My view is that we need a system that does not involve politicians in making decisions about whether drugs are available. I think that it would be a huge mistake for politicians to be involved in that. We would end up in a very bad place if decisions on drugs were political decisions. That is why I am very keen to try to get cross-party agreement on what system we go forward with. If we all sign up to it, we can agree to take day-to-day politics out of the whole question of the availability of particular drugs. So, I think that Richard Simpson poses a very valid question.
One of the differences that I think we very much agree is fundamental is that, unlike in England, where NICE looks only at medicines that are referred by a minister, in Scotland the SMC looks at everything. That leads me on to a final point on which the cabinet secretary might like to comment.
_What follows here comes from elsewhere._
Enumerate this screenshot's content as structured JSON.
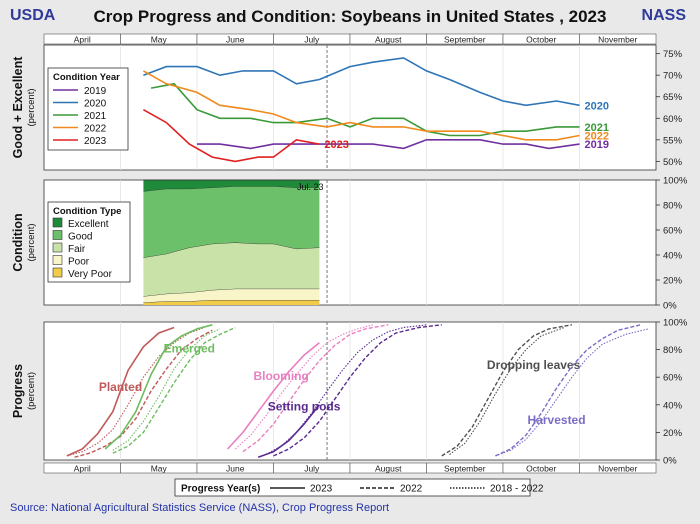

I understand that a number of countries around the world follow the SMC’s lead and adopt its approval of particular medicines. I wonder whether we have done any research to find out which countries do that. Given that we cannot prevent them from using our very good, world-leading decisions, in future we could invite them to contribute to the costs of a system that might have to be more robust and go into more detail.
We should perhaps franchise it and raise some money.
I think that I would extend that period to 13 years, cabinet secretary, just to end on a more consensual note.
If there are no other questions for the cabinet secretary, I thank him and his colleagues for being with us today and for their evidence. We look forward to working with him on this issue over the coming weeks and months.